Sunday, December 21, 2014

December 21, 2014


December 21, 2014

“Growing old is like being increasingly penalized for a crime you haven’t committed.” The thought of growing old doesn’t bother me, but I’m feeling very vain about my looks changing.   Not long ago I took a self-portrait of myself, with direct sunlight hitting my face.  It was just like looking at the future, or what I would look like in ten years.  I didn’t like it.

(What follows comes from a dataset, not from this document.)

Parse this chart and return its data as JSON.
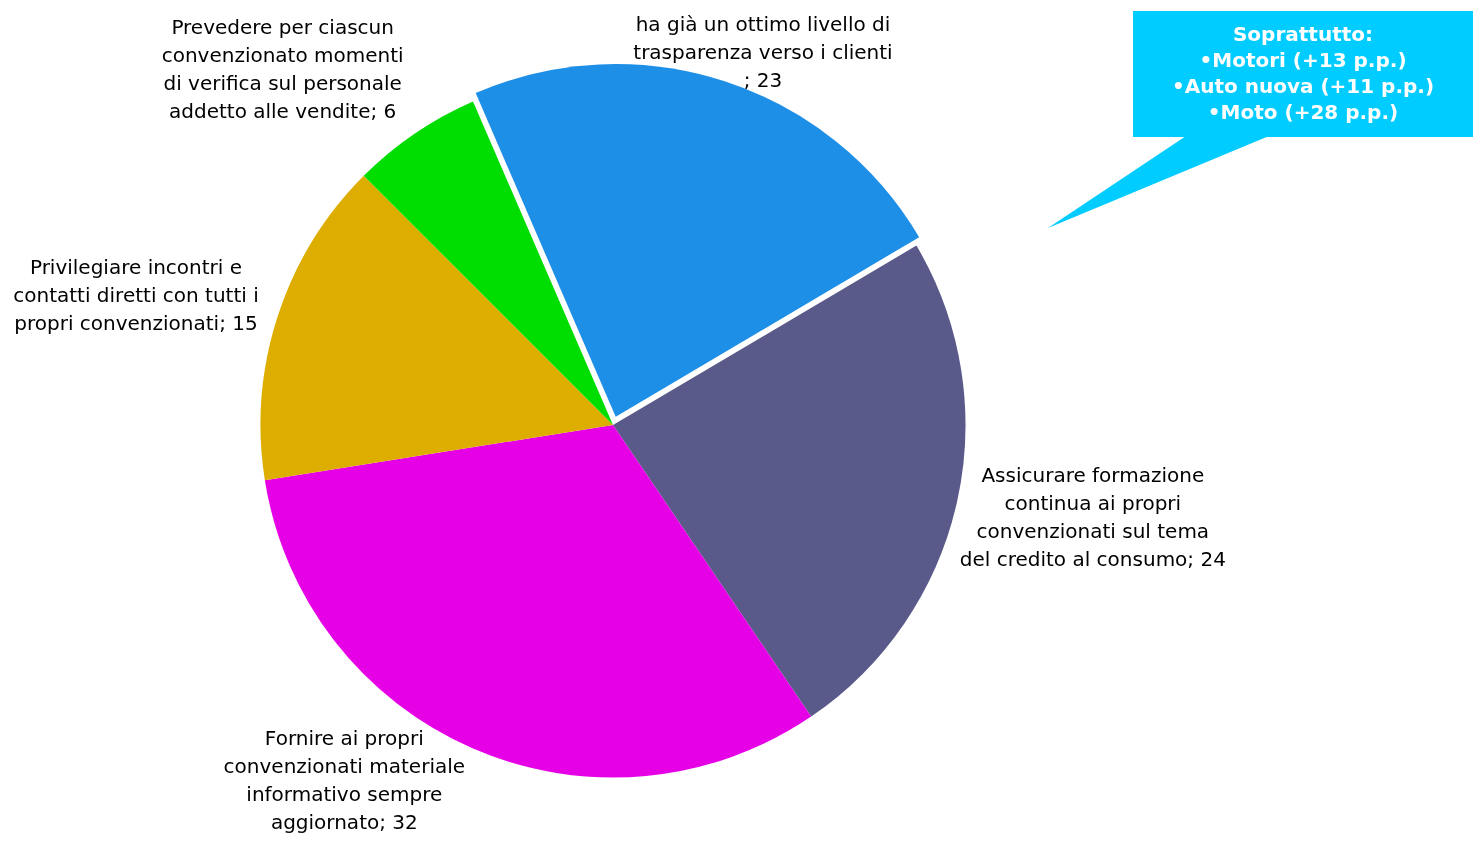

Then and there I decided never again will I take a photograph of myself, or allow anyone to do so.  I have a wrist watch, and that very day I threw it on the ground and stepped on it.   A dead watch represents time being stopped.   Yet, even with that, I can feel the energy being sucked out of me.  The only thing that still lives within my system, is anxiety.   It is just like a leaky faucet that drips consistently.  No one else can hear the sound, except me, and I feel cut off from my fellow citizens.  I’m sure there is a pill to make it go away, but I don’t want to cut off the only thing that I can feel.  Even though it’s misery, it is still, essentially, a feeling.   When one doesn’t have that many choices, you have to roll with the dice.



I have read that today is the winter solstice, which means the daylight will be short, and the darkness longer.  The temperature has dropped, but for the life of me, I just don’t want to turn on the heater.   Once I do that, it is admitting to oneself that things have changed, and although I like to think of myself fading into darkness, it is more like time standing still. You can’t go forward or backward.  My editor Diana told me this: “I’m not sure that digging in our past guilts is a useful occupation for the very old, given that one can do so little about them.  I have reached a stage in which one hopes to be forgiven for concentrating on how to get through the present.” At the moment I feel like a wrapped present, covered by ugly Christmas wrapping and a string with a bow that is too tight.  I just want to do away with all that packaging, and just become my natural state.  In my normal skin.   The skin of a ventriloquist’s dummy.



It would be an interesting experience to sit on one’s lap, and not have a thought in my head.  I’m just responding to the ventriloquist - it’s an one-sided conversation, where I ‘m pretending to respond, but in fact, I’m nothing but wood and pieces of plastic.  Not exactly alive, but neither am I dead - more like ‘living a life’ that’s imagined.